On a more personal note, the pictures of the child startled me. I still have a hard time recognising this creature as something bound for this world no matter how much we try to bind her to it. The medical intervention initially struck me as artifice in the sense of mechanical art, and thus wholly unnatural. But I find all sorts of 'unnatural' things to be beautiful and good and I'm having a hard time explaining why I can't seem to recognise 'life' here. Maybe it's the implication in that final quote that if we can keep a baby alive at 25 weeks then we shouldn't be allowed to abort it at 24 weeks. The problem I'm having, maybe, is that I don't think either creature is a 'baby' or 'child' at all. In fact, it discomforts me that she has a name because it insinuates her into a social world I share and I have a hard time attributing selfhood to bodies kept alive. Plus, it totally disturbs me that Latour's collectives of humans and non-humans could constitute nothing but people, or rather that we assign different people to different sides of the human/nonhuman 'divide'. Biopower and biopolitics indeed.

Yesterday's class focussed on monsters, hybrids and the sexing of bodies. One of my favourite topics because it focusses almost exclusively on what happens between categories, we talked about everything from Goya's The Sleep of Reason Produces Monsters, to freaks, museums and reality tv to conjoined and parasitic twins, intersexuality, body modification, disability, circumcision, cosmetic surgery (including vaginal rejuvenation and designer vaginoplasty), commodities, markets, consumerism and the ever-present matter of taste. Generally a proponent of the 'three-sex' (female, male and both/neither) model, I also keep thinking about the idea that there is only one sex and it exists on a continuum from male to female and different people occupy different positions, like if you view sexuality as a continuum from homosexuality to heterosexuality and people occupy many positions along it over a lifetime.

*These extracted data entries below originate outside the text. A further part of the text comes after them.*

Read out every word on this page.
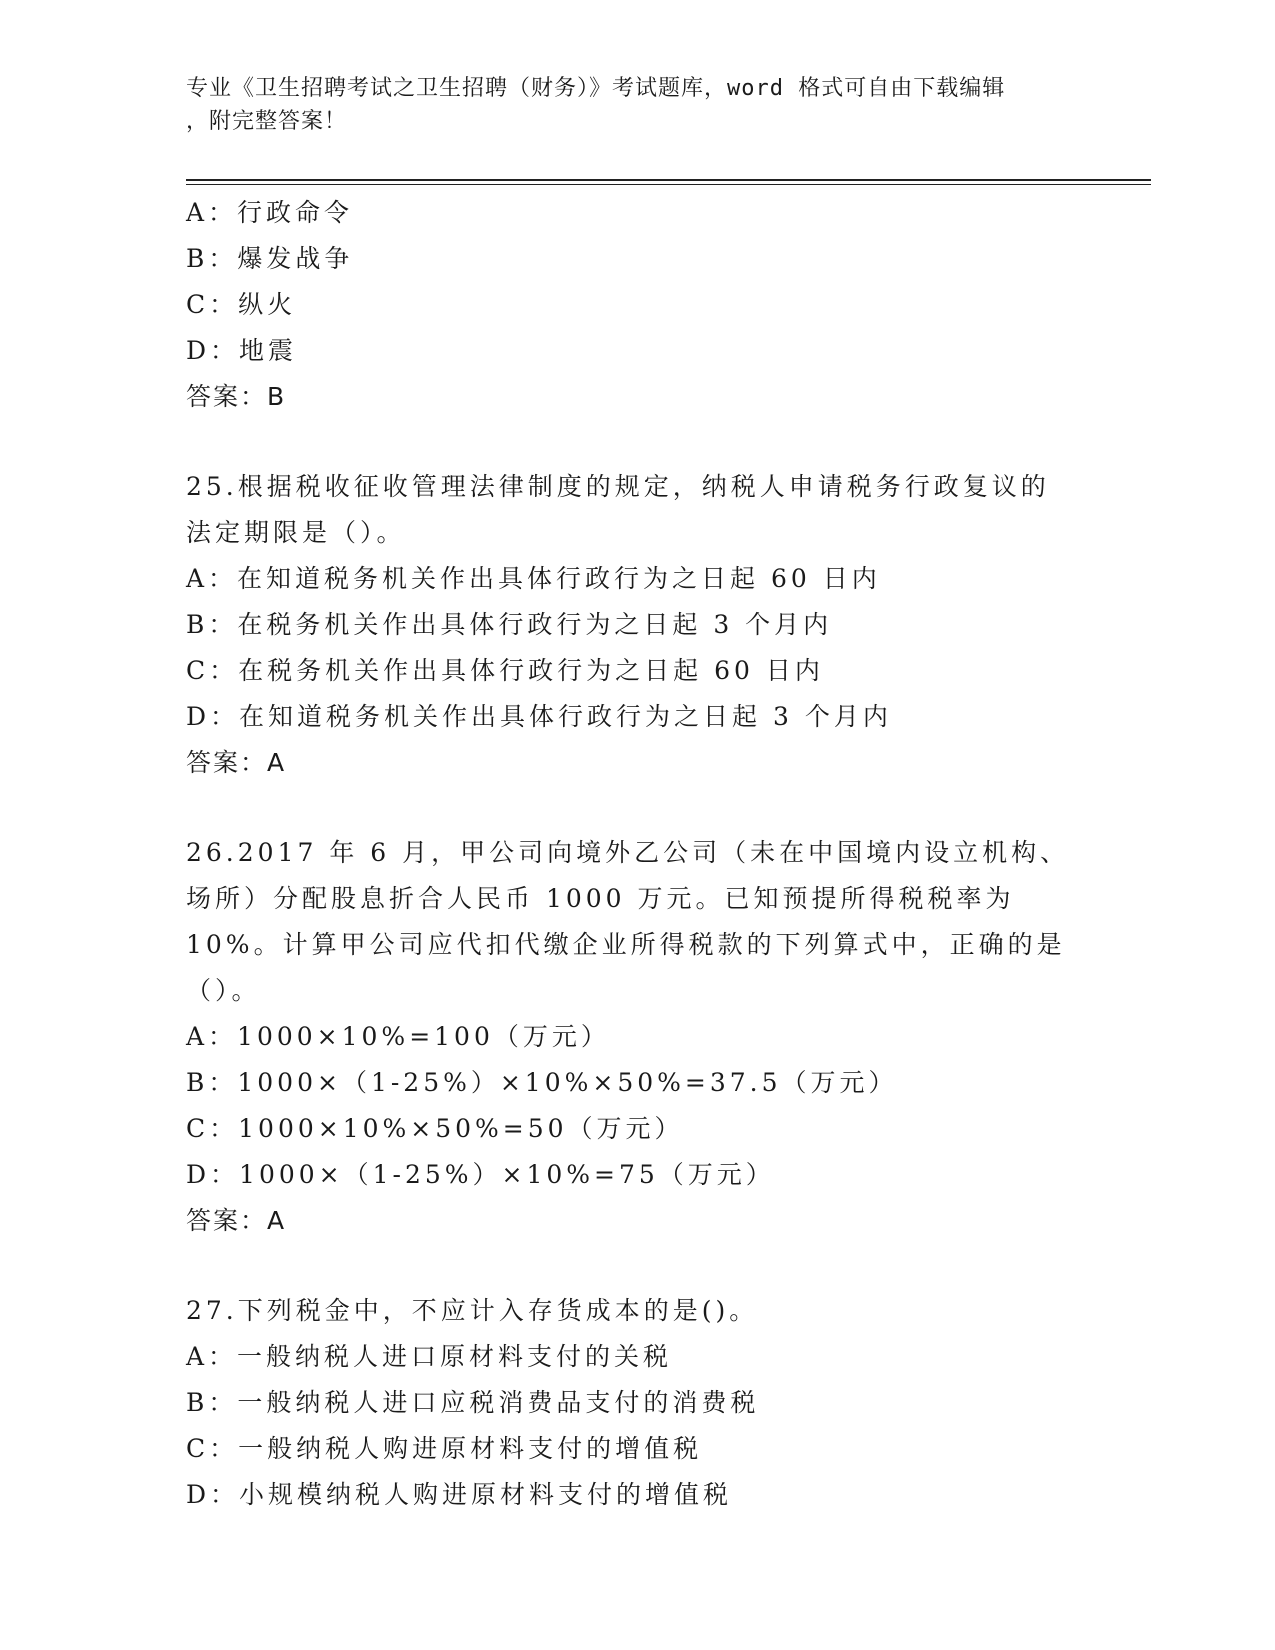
专业《卫生招聘考试之卫生招聘（财务）》考试题库，word 格式可自由下载编辑
，附完整答案！
A：行政命令
B：爆发战争
C：纵火
D：地震
答案：B
25.根据税收征收管理法律制度的规定，纳税人申请税务行政复议的法定期限是（）。
A：在知道税务机关作出具体行政行为之日起 60 日内
B：在税务机关作出具体行政行为之日起 3 个月内
C：在税务机关作出具体行政行为之日起 60 日内
D：在知道税务机关作出具体行政行为之日起 3 个月内
答案：A
26.2017 年 6 月，甲公司向境外乙公司（未在中国境内设立机构、场所）分配股息折合人民币 1000 万元。已知预提所得税税率为 10%。计算甲公司应代扣代缴企业所得税款的下列算式中，正确的是（）。
A：1000×10%=100（万元）
B：1000×（1-25%）×10%×50%=37.5（万元）
C：1000×10%×50%=50（万元）
D：1000×（1-25%）×10%=75（万元）
答案：A
27.下列税金中，不应计入存货成本的是()。
A：一般纳税人进口原材料支付的关税
B：一般纳税人进口应税消费品支付的消费税
C：一般纳税人购进原材料支付的增值税
D：小规模纳税人购进原材料支付的增值税
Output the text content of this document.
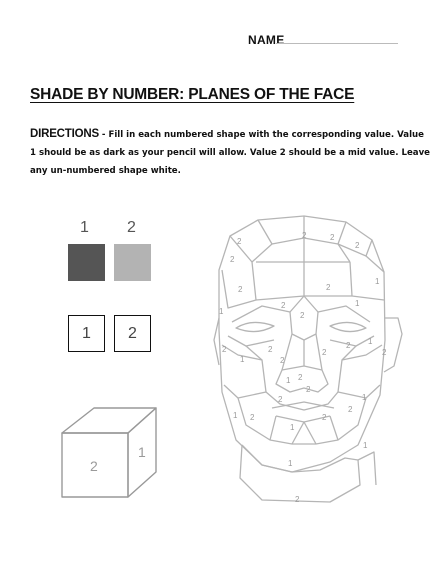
NAME
SHADE BY NUMBER: PLANES OF THE FACE
DIRECTIONS - Fill in each numbered shape with the corresponding value. Value 1 should be as dark as your pencil will allow. Value 2 should be a mid value. Leave any un-numbered shape white.
1 2
1	2
2
1
2
2
2	2
2
2	2
1
1
1
2
2
2
1
2
2
2
2 1
2
1 2
2
2
1 2
1
2
2
1
1
1
2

Anyway, now I'm preparing for the final classes on technology and everyday life. Next week we take a look at domestication and technology, which includes domestication of and by technology, as well as domestic technologies. This means reading some really interesting work by Shelley Nickles on the history of refrigeration in terms of material culture and gender construction, and introducing students to Elizabeth Shove's work on material culture, consumption and practice-oriented design, as well as the larger Designing and Consuming: Objects, Practices and Processes research project and their forthcoming book on The Design of Everyday Life. The final lecture and discussion will focus on pervasive technologies from mobile phones to biometrics, and further investigate the fluid boundaries between public and private in our technologised everyday.

Have I mentioned lately how much I love my job?